Rab e dintorni

    L'isola e la città di Rab

    Isola di Rab – 16 Maggio 2009 - 120 anni di turismo

    Non sorprende che l'isola di Rab abbia la fama di una delle prime oasi turistiche del nord Adriatico. Grazie al mite clima mediterraneo e alla sua vegetazione, alla costa sinuosa e soleggiata, al suo mare azzurro, alle attraenti bellezze naturali, all'antichissima cultura e alle svariate civiltà che vi hanno lasciato traccia dal periodo greco-romano fino ai giorni nostri, Rab ha da sempre offerto molto ai turisti.

    Per tali ragioni nel 1889 il consiglio comunale ha formalmente dichiarato Rab una destinazione turistica e turistico-terapeutica. Tale decisione trae le sue origini dal piacevole clima e dal suo effetto terapeutico sulle malattie cardiache e del sistema respiratorio. Poco dopo l'avvio dello sviluppo del turismo, su Rab sono stati costruiti i primi alberghi.

    Le meravigliose spiagge di Rab già 120 anni fa erano tra le preferite dai primi turisti.
    Il paesaggio variegato dell’isola di Rab è maestoso ed unico se paragonato alle isole adriatiche. I contrasti sono visibili su tutta l’isola – a passeggio, in barca, in immersione nelle baie circostanti ed osservati da una prospettiva aerea in volo sopra l’isola.

    Da più di quasi 120 anni il turismo è stato accolto in tutte le case e i tradizionalmente ospitali abitanti di Rab hanno deciso di assicurare con il turismo la propria esistenza e quella delle future generazioni. Da allora Rab ha più volte vinto il premio come migliore destinazione turistica dell'Adriatico.

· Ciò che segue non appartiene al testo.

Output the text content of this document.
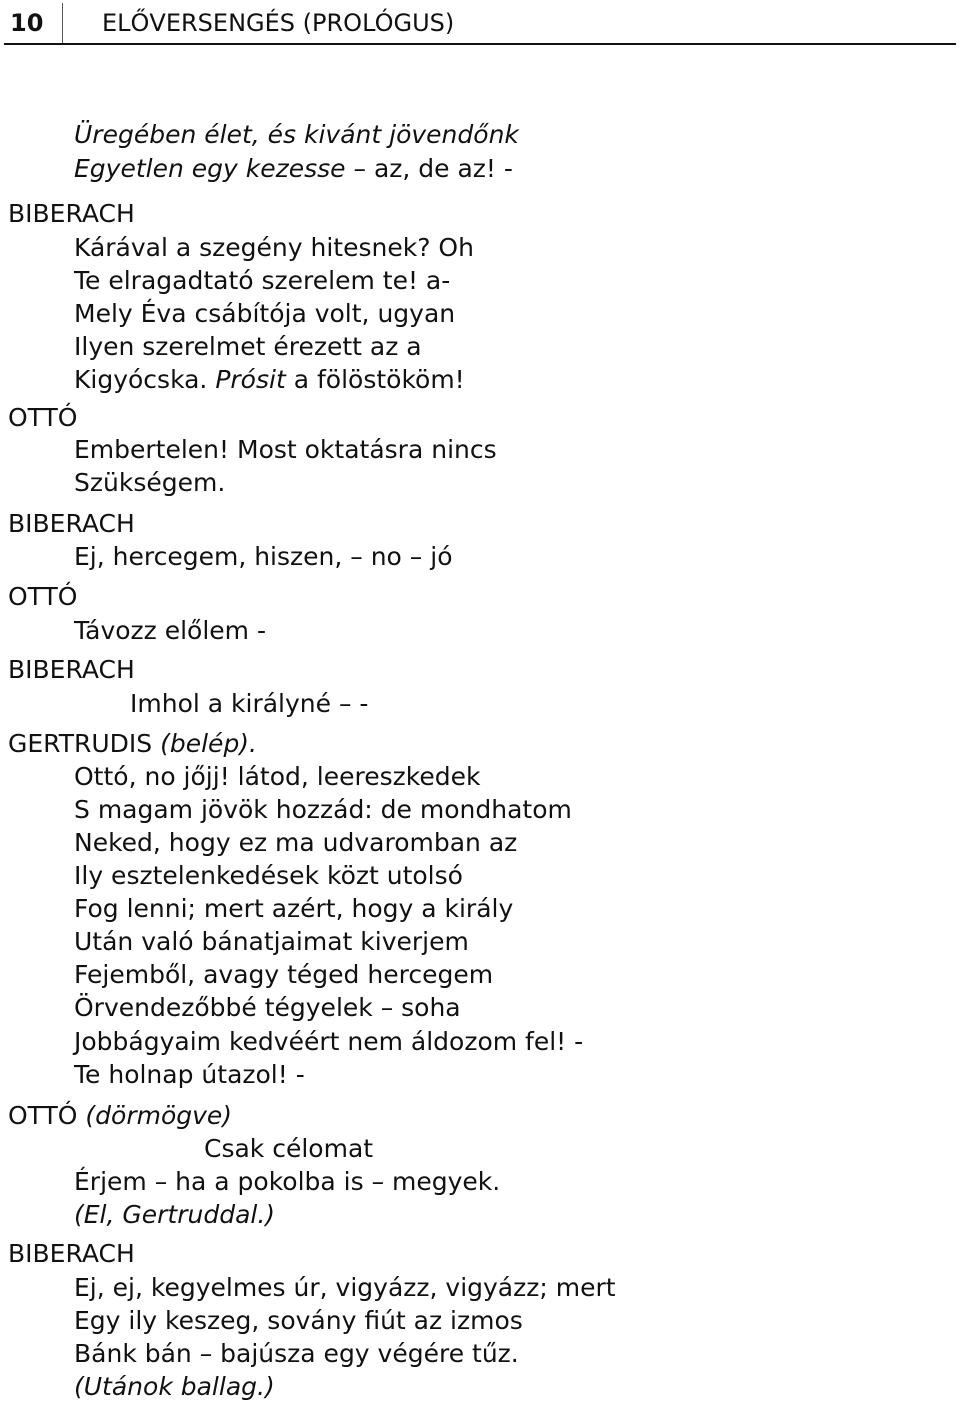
10 ELŐVERSENGÉS (PROLÓGUS)
Üregében élet, és kivánt jövendőnk
Egyetlen egy kezesse – az, de az! -
BIBERACH
Kárával a szegény hitesnek? Oh
Te elragadtató szerelem te! a-
Mely Éva csábítója volt, ugyan
Ilyen szerelmet érezett az a
Kigyócska. Prósit a fölöstököm!
OTTÓ
Embertelen! Most oktatásra nincs
Szükségem.
BIBERACH
Ej, hercegem, hiszen, – no – jó
OTTÓ
Távozz előlem -
BIBERACH
Imhol a királyné – -
GERTRUDIS (belép).
Ottó, no jőjj! látod, leereszkedek
S magam jövök hozzád: de mondhatom
Neked, hogy ez ma udvaromban az
Ily esztelenkedések közt utolsó
Fog lenni; mert azért, hogy a király
Után való bánatjaimat kiverjem
Fejemből, avagy téged hercegem
Örvendezőbbé tégyelek – soha
Jobbágyaim kedvéért nem áldozom fel! -
Te holnap útazol! -
OTTÓ (dörmögve)
Csak célomat
Érjem – ha a pokolba is – megyek.
(El, Gertruddal.)
BIBERACH
Ej, ej, kegyelmes úr, vigyázz, vigyázz; mert
Egy ily keszeg, sovány fiút az izmos
Bánk bán – bajúsza egy végére tűz.
(Utánok ballag.)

    Ci auguriamo che, sfogliando questo depliant, sorga anche in voi il desiderio di visitare Rab, un’isola che, circondata dal mare smeraldino, giace nel cuore dell’Europa.

    Città di Rab

    Rab città Felice – Felix Arba

    La silhouette dei quattro campanili che si staglia dall’alta rupe della penisola è la nota immagine di Rab – l’immagine che l’accompagna da secoli.
    Con quasi impercettibili cambiamenti, questa silhouette è rimasta immobile da due millenni sulla rupe tra il golfo di Sant’Eufemia e un golfo più piccolo che oramai ha perso il suo nome originario poiché da secoli è conosciuto come porto cittadino.
    La città di Rab (in italiano Arbe). Fu eretta dalla popolazione illirica dei Liburni. In origine fu una rocca circondata da un muro a secco in pietra. L’insediamento che, quasi sicuramente, fu circoscritto da fitti boschi scuri di querce nere e pini mediterranei ebbe il nome di Arbe (scuro in lingua illirica).

    Dai quei tempi antichi fino ai giorni nostri la città di Rab continua ad essere l’ornamento dell’isola, ma anche il centro dal quale si irradiano la cultura, l’arte, l’istruzione…Le numerose chiese che troviamo nella città, come anche su tutta l’isola, non attestano esclusivamente la fede religiosa ma sono anche testimoni delle conquiste culturali, artistiche e architettoniche. I conventi, le chiese, i palazzi, gli edifici civili, le piazze, le logge come luogo di ritrovo, i fori giuridici e quelli commerciali della città testimoniano l’elevato grado di progresso raggiunto da questo ambiente sociale.
    Non sorprende pertanto che nel seno di Rab si sia formato anche Marco Antonio de Dominis, uno dei maggiori pensatori europei del XVI secolo, teologo, fisico, predicatore, riformatore ecclesiastico.
    Quando i romani nel II secolo a. C. arrivarono a Rab vi trovarono una città sviluppata. Ottaviano Augusto, il più grande tra gli imperatori romani, ordinò la costruzione di mura e torri circostanti la città per una più facile difesa. Sulle loro fondamenta ancor oggi si trovano resti delle cinta e di fortificazioni. I romani diedero alla città l’appellativo di “felice” – “Felix Arba”. Tale titolo contrassegnava la ricchezza, i meriti e l’importanza che Roma attribuiva a questo municipio.

    Dai lontani imperatori romani a Bisanzio, da Venezia ai regnanti ungheresi e croati, Rab spesso mutò i propri signori, ma la città rimase sempre risparmiata da grandi devastazioni. Forse l’appellativo romano di “Felix Arba” si riferiva anche a questo.